Writing Software Nostalgia.

It wasn’t long ago I mentioned that I had picked up Scrivener, and I’m enjoying it. It’s very much becoming a valuable tool for me as I plod away. I make my writing mistakes much more quickly now, and I can correct them much more quickly mainly because of the research capacity of the software.

I’m not easily impressed. It’s pretty cool, though not as cool as Stephen King balancing a typewriter on his knees in a trailer laundry area cool. It’s also not as cool as the picture to the left, though the trouble with that typewriter, as romantic as it is when it comes to writing, is the incessant clickety-clacking and dinging. It’s been so long since I’ve written on a typewriter that I’m unsure why anyone ever thought it was a good idea.

Clickety clickety clack clickety clickety clack ding.

That being said, I remember the first word processors on computers and it was pretty awesome, particularly because you didn’t have to use correction fluid (‘Whiteout’, as I called it) and didn’t have to worry about lining up pages just so. Generations after GenX will never truly appreciate what a quantum leap it was to be able to write an entire document and save it before printing it, allowing you all manner of editing ability after writing. Of course, when we went to write something, we had to have the idea, we had to be organized, and we had to have some physical endurance. You got strong fingers on a typewriter.

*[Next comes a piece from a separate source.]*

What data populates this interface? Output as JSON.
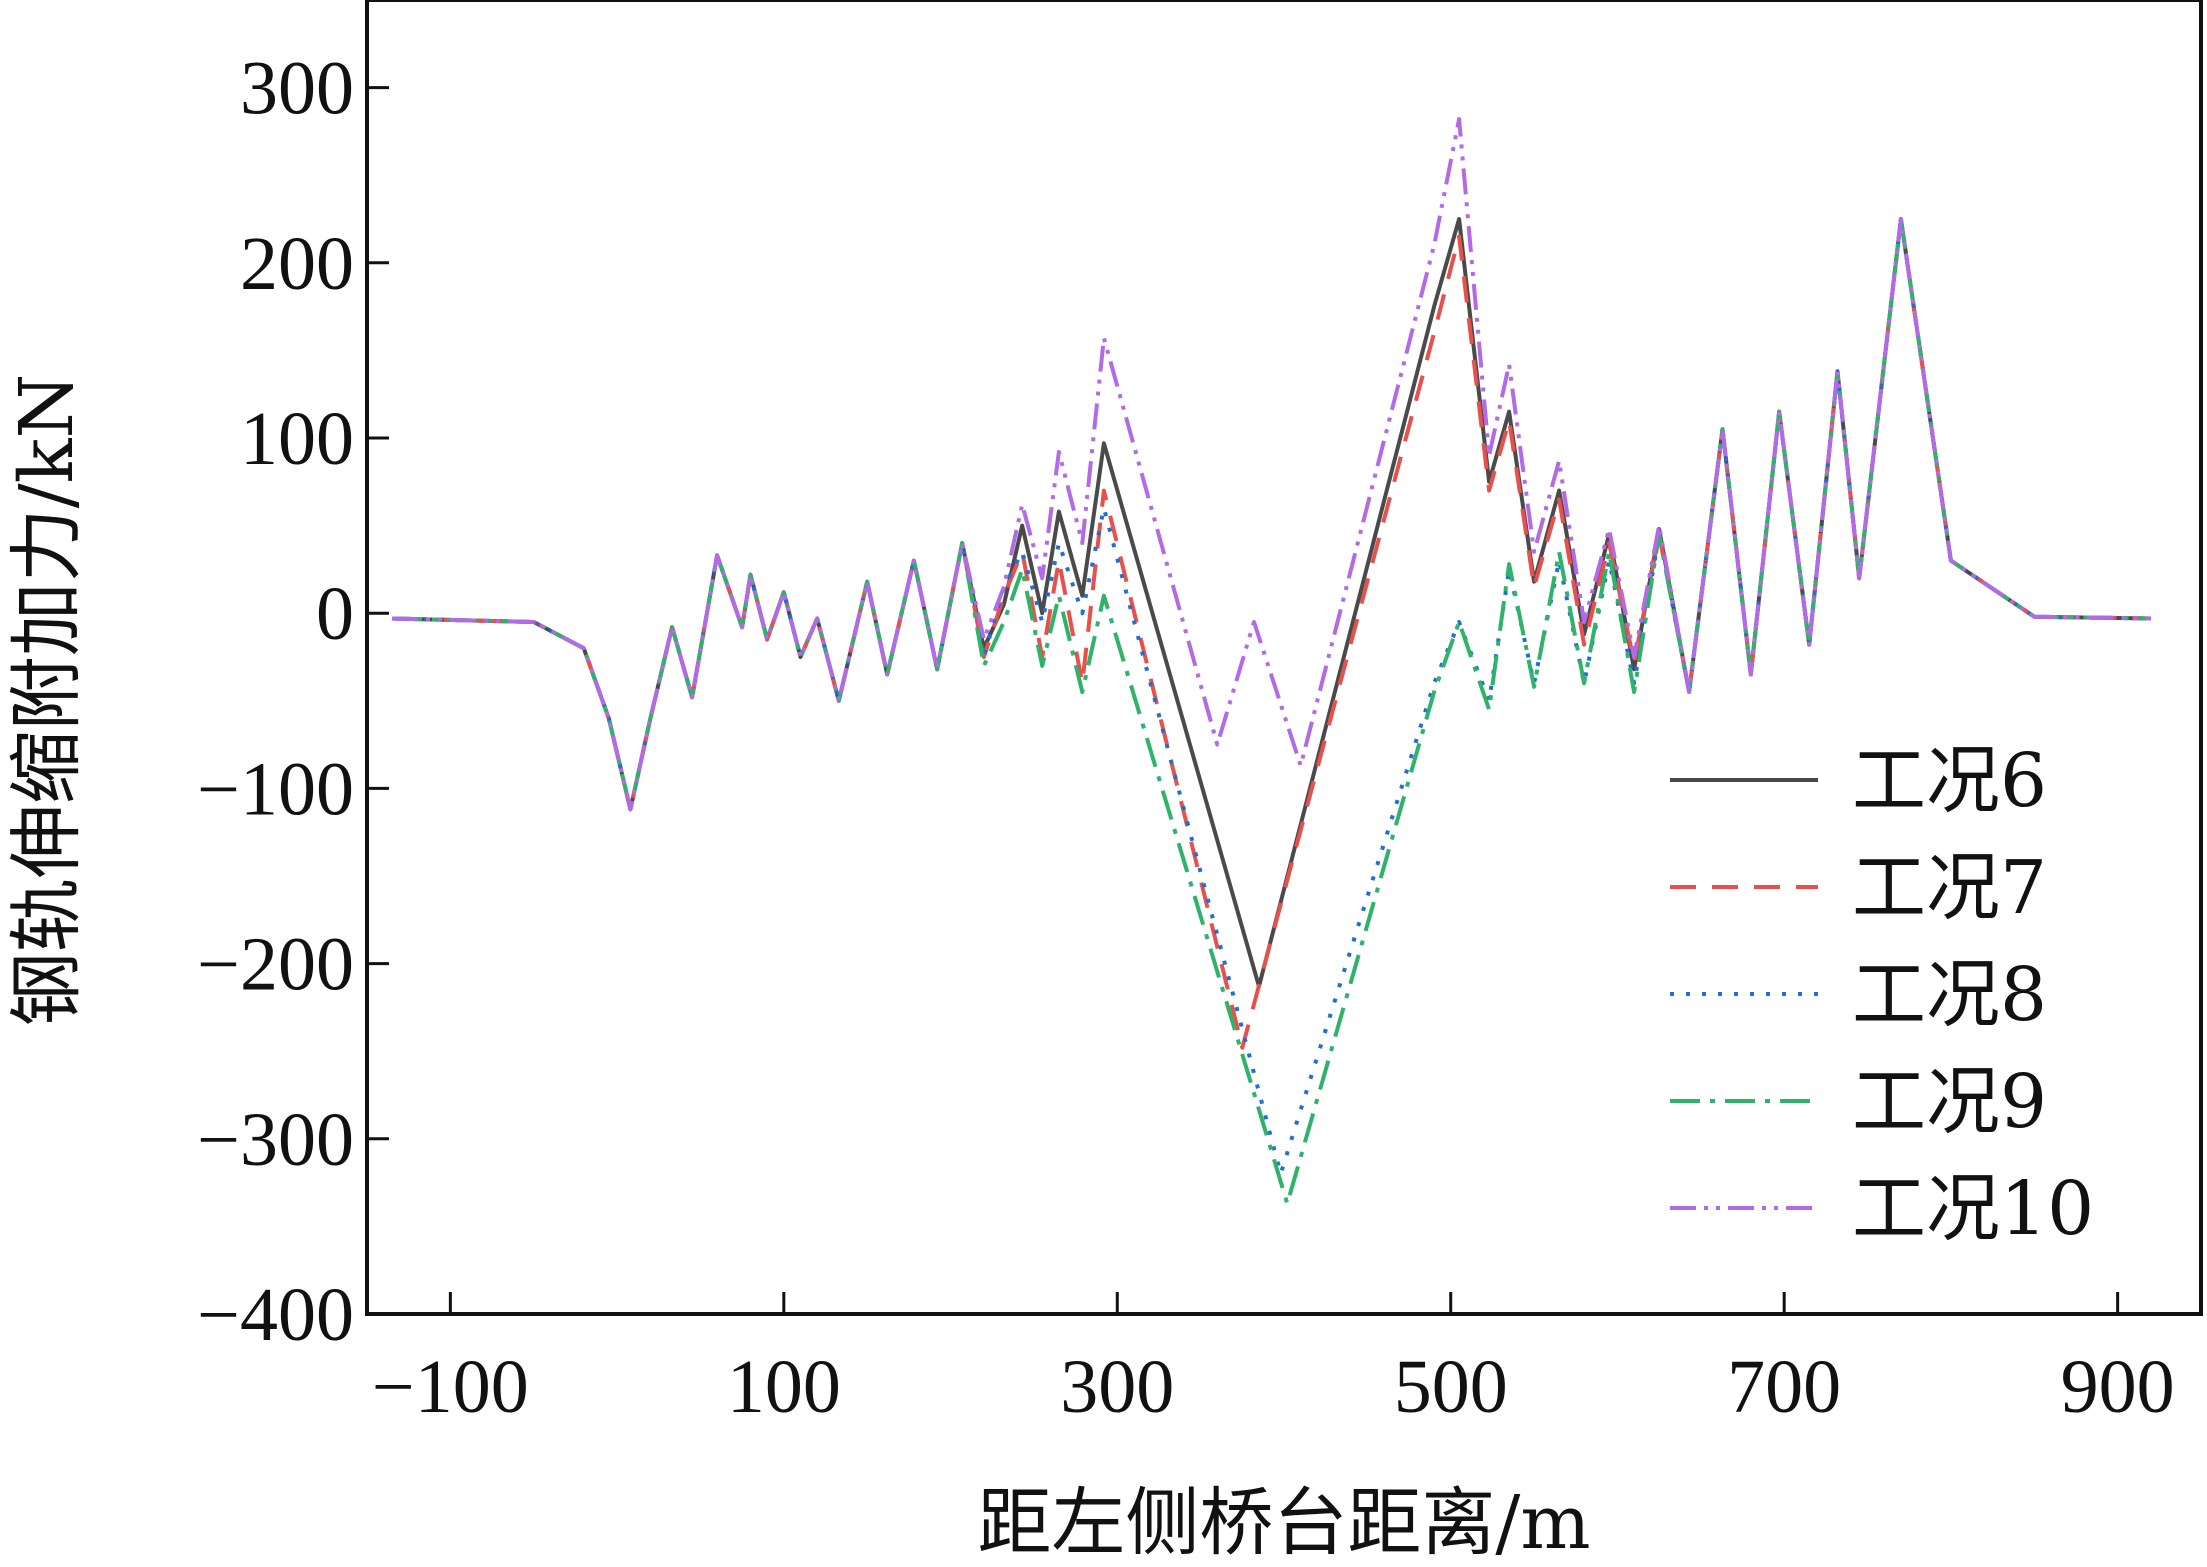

That’s why when I saw Robert J. Sawyer’s article on Wordstar, I chuckled a bit. Wordstar was a part of that shift and while Microsoft and everyone else seems to be packing more and more features into their menus, Wordstar did get it right decades ago. 4 decades ago.

40 years!

For most writers, that’s all that they really needed, as Sawyer, a Hugo and Nebula winner, well documents. Do you like George R. R. Martin’s books? You know, that Game of Thrones guy? Yup, he still uses Wordstar.

What Wordstar lacked – what it only lacked – was the document organization that I needed because my mind is sometimes not as organized as I would like it to be. I envy people who are consistently organized that way.

Yet here’s a fun thing to consider: If Wordstar got it right 40 years ago, why have people been buying software that didn’t fit what they needed? Office Suites, where you could work with spreadsheets and such. The ‘one office suite to in the darkness bind them’ marketing campaign, where it was like Oprah was handing out features. You get a feature! You get a feature! All of you get features!

The future of writing software, though, is a curious thing to consider given all these large language models out there. Everyone’s trying a new gimmick, it seems, and out of the terabytes of garbage generated, we might get something good – but it probably won’t last as long as Wordstar.